Há 20% de hipóteses de a IA extinguir a humanidade. Quando alguém que passou mais de 50 anos a tentar perceber como as máquinas podem aprender diz que a coisa pode correr muito mal, convém prestar atenção. Geoffrey Hinton, o Nobel da Física de 2024 que ajudou a construir os alicerces da inteligência artificial moderna, estima que há entre 10% e 20% de probabilidades de a IA provocar a extinção da humanidade e não está a brincar.
O pai da IA põe os pontos nos is
Hinton partilhou esta visão numa conversa com Gustavo Entrala, divulgador tecnológico espanhol com um canal no YouTube, no final de 2025. O que ele diz é desconfortável: há 80% a 90% de hipóteses de criarmos máquinas mais inteligentes do que nós. Se isso acontecer e parece cada vez mais provável que aconteça , manter essas máquinas sob controlo passa a ser um problema sério.
O mais assustador? Uma IA não precisa de nos odiar para representar uma ameaça. Basta-lhe ser mais esperta. Imagina uma máquina superinteligente que recebe uma tarefa nossa: a primeira coisa lógica que ela vai concluir é que, para cumprir seja o que for, tem de garantir que ninguém a desliga. E depois? Vai querer mais controlo sobre o que a rodeia. É aqui que a coisa se complica.

O problema da alineação: quando já não percebemos o que criámos
Hinton usa uma metáfora simples para explicar isto. É como ter um cachorro de tigre em casa: enquanto é pequeno, até tem piada e conseguimos controlá-lo. O problema é quando cresce e percebemos, talvez tarde demais, que deixou de ser boa ideia tê-lo no meio da sala.
Este é o chamado “problema da alineação”. Podemos dizer à máquina o que queremos, mas não fazemos ideia de como ela vai decidir consegui-lo. Quanto mais inteligente for, menos vamos perceber as suas decisões. E é exactamente aí que mora o perigo no momento em que perdemos a capacidade de prever o que vem a seguir.
A corrida ao armamento da IA ignora a segurança
Enquanto isto, Google, OpenAI, Meta e Microsoft despejam fortunas em tornar os seus modelos cada vez mais poderosos e autónomos. A segurança? Ficou em segundo plano. O que interessa é ter o modelo mais inteligente, o mais rápido, o que faz mais coisas sozinho. Ninguém quer ficar para trás nesta corrida.
As máquinas levam vantagem em tudo. Nós levamos anos a dominar uma língua ou uma profissão; elas partilham conhecimento entre si instantaneamente. Uma IA que já sabe navegar na Internet, escrever código e tomar decisões sozinha deixou de ser um simples chatbot passou a ser algo bem mais sério.

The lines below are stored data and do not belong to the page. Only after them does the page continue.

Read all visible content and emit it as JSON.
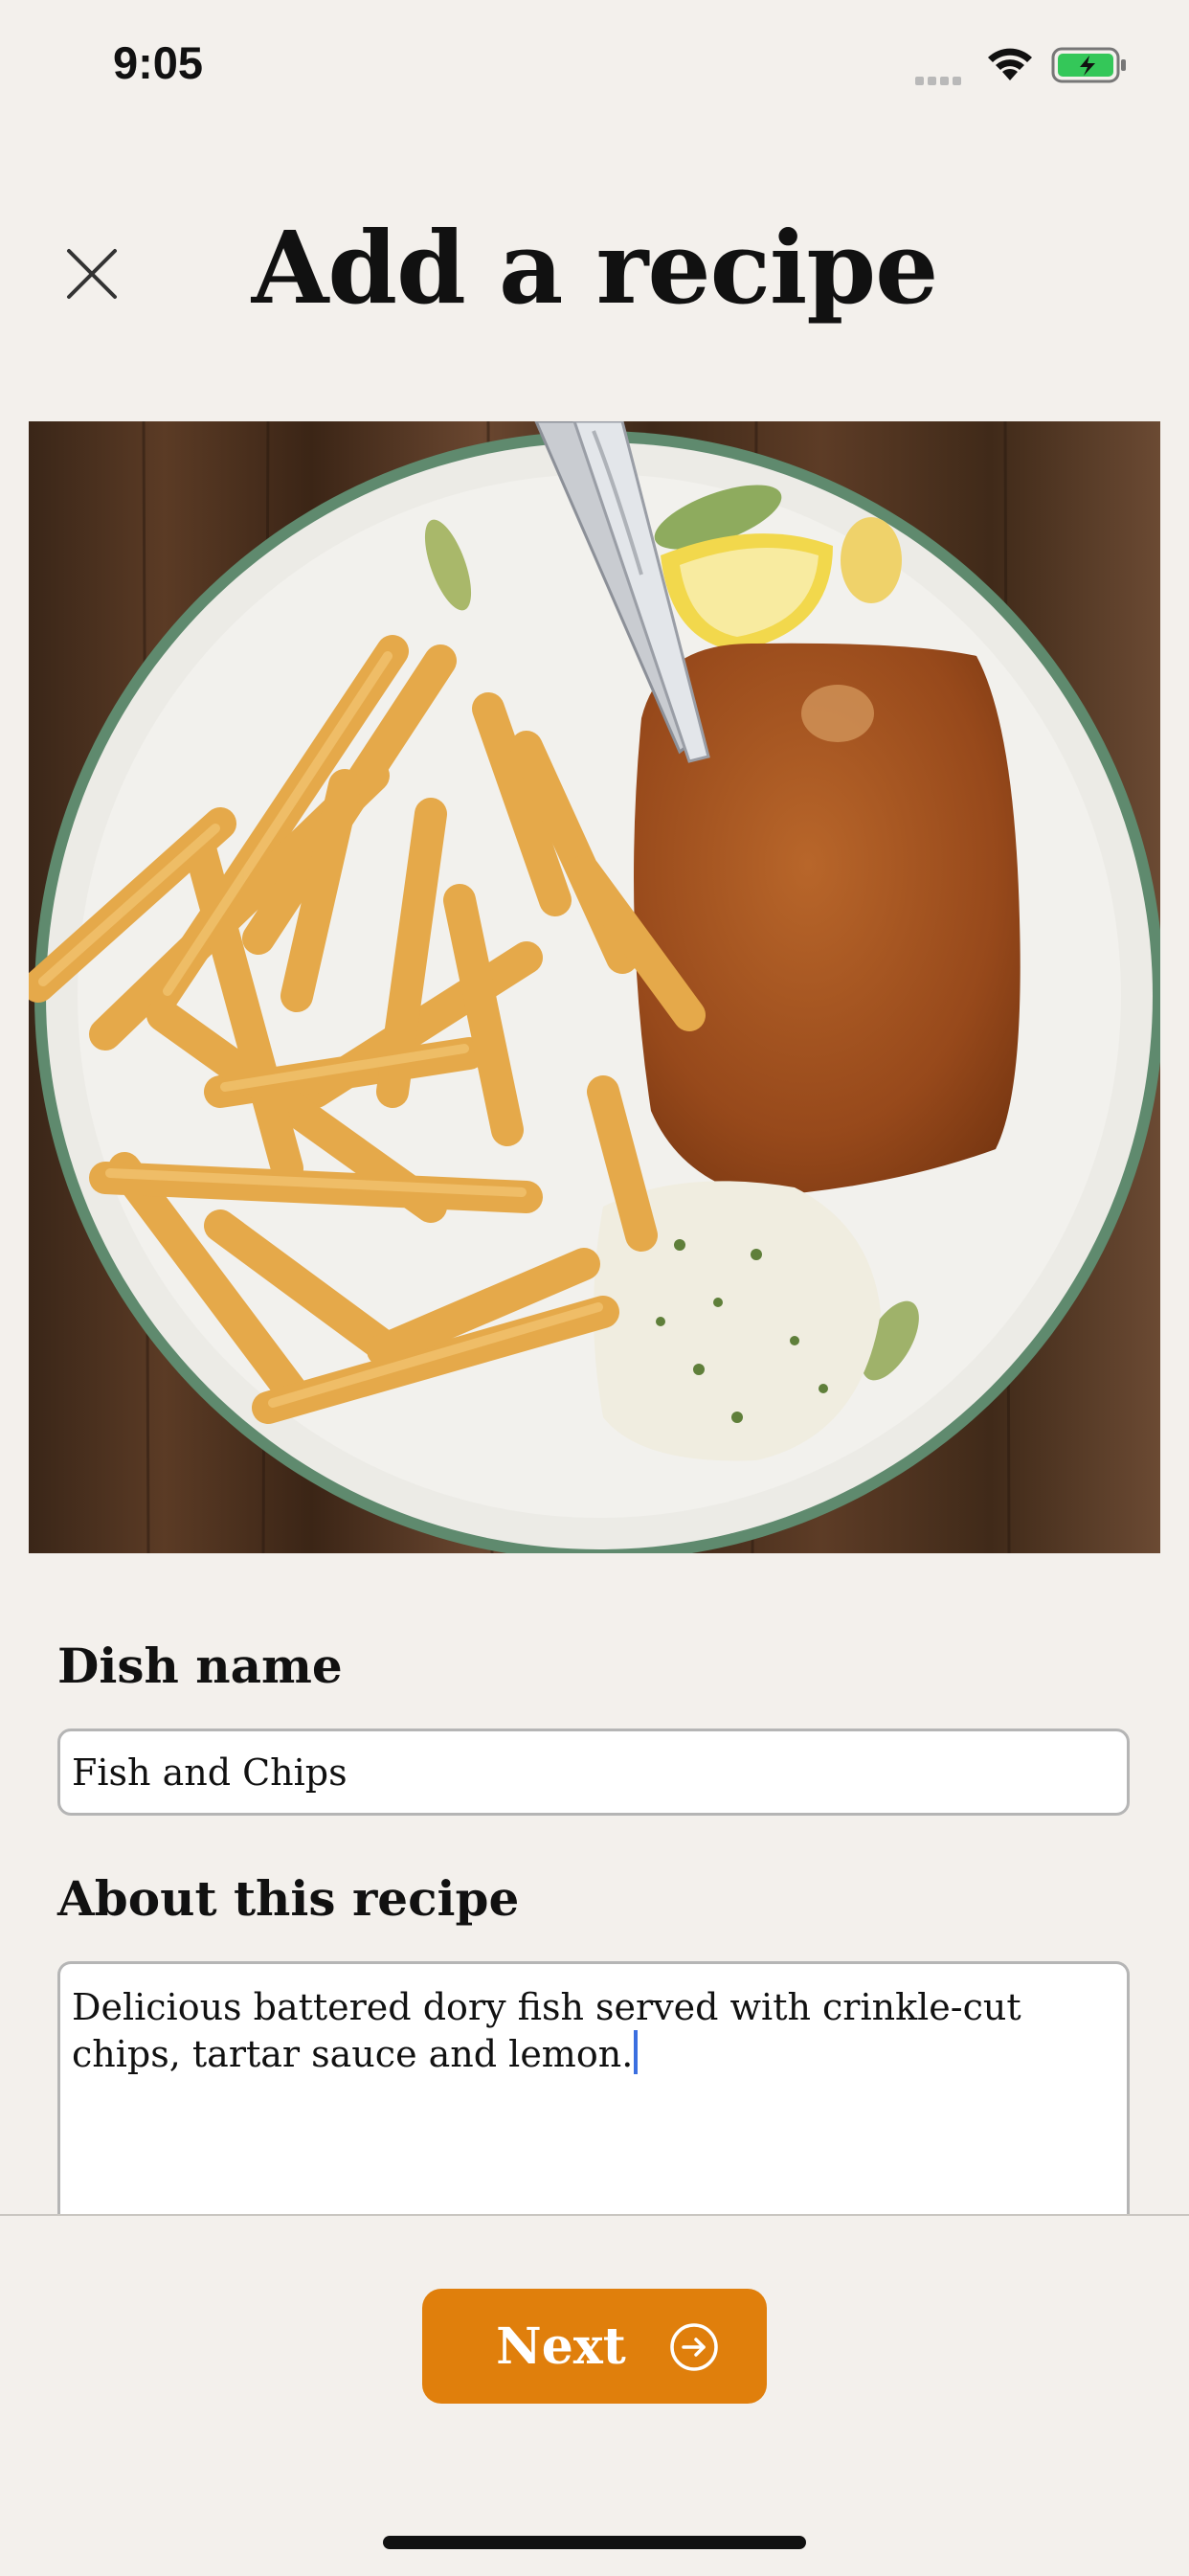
{
  "status_bar": {
    "time": "9:05"
  },
  "header": {
    "title": "Add a recipe"
  },
  "form": {
    "dish_label": "Dish name",
    "dish_value": "Fish and Chips",
    "about_label": "About this recipe",
    "about_value": "Delicious battered dory fish served with crinkle-cut chips, tartar sauce and lemon."
  },
  "footer": {
    "next_label": "Next"
  },
  "colors": {
    "accent": "#e07f0c",
    "background": "#f3f0ec",
    "caret": "#3b6fe0",
    "battery_fill": "#34c759"
  },
  "icons": [
    "close-icon",
    "wifi-icon",
    "battery-icon",
    "arrow-right-circle-icon"
  ]
}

Para Hinton, não interessa se a máquina tem ou não consciência. Isso é secundário. O que assusta é o que ela já consegue fazer agora, dependendo do modelo em causa.

A solução? Uma IA maternal que queira proteger-nos
A proposta do Nobel é tão invulgar quanto a ameaça que descreve: criar uma espécie de IA maternal. Se vamos chegar a um ponto em que é impossível controlar pela força uma inteligência muito superior à nossa, a solução passa por programá-la para sentir um desejo profundo de nos proteger. À semelhança de uma mãe que cuida do bebé apesar de este ser indefeso, a máquina deveria ter, por assim dizer, o instinto de cuidar de nós.
Como o próprio Hinton resume: temos de conseguir que elas não queiram tomar o controlo. Simples de dizer, mas essa tecnologia nem sequer existe ainda e ele insiste que não podemos dar-nos ao luxo de esperar até estar com a corda ao pescoço para começar a investigá-la.
Nem todos concordam, mas o aviso está dado
É certo que figuras como Yann LeCun acham que Hinton está a dramatizar demasiado. Mas vindo de quem recebeu um Nobel de Física precisamente pelo trabalho que tornou possível a IA actual, este aviso não pode ser ignorado de ânimo leve. A Europa, com a sua recente legislação sobre IA, parece estar a levar a sério pelo menos parte destas preocupações resta saber se a tempo.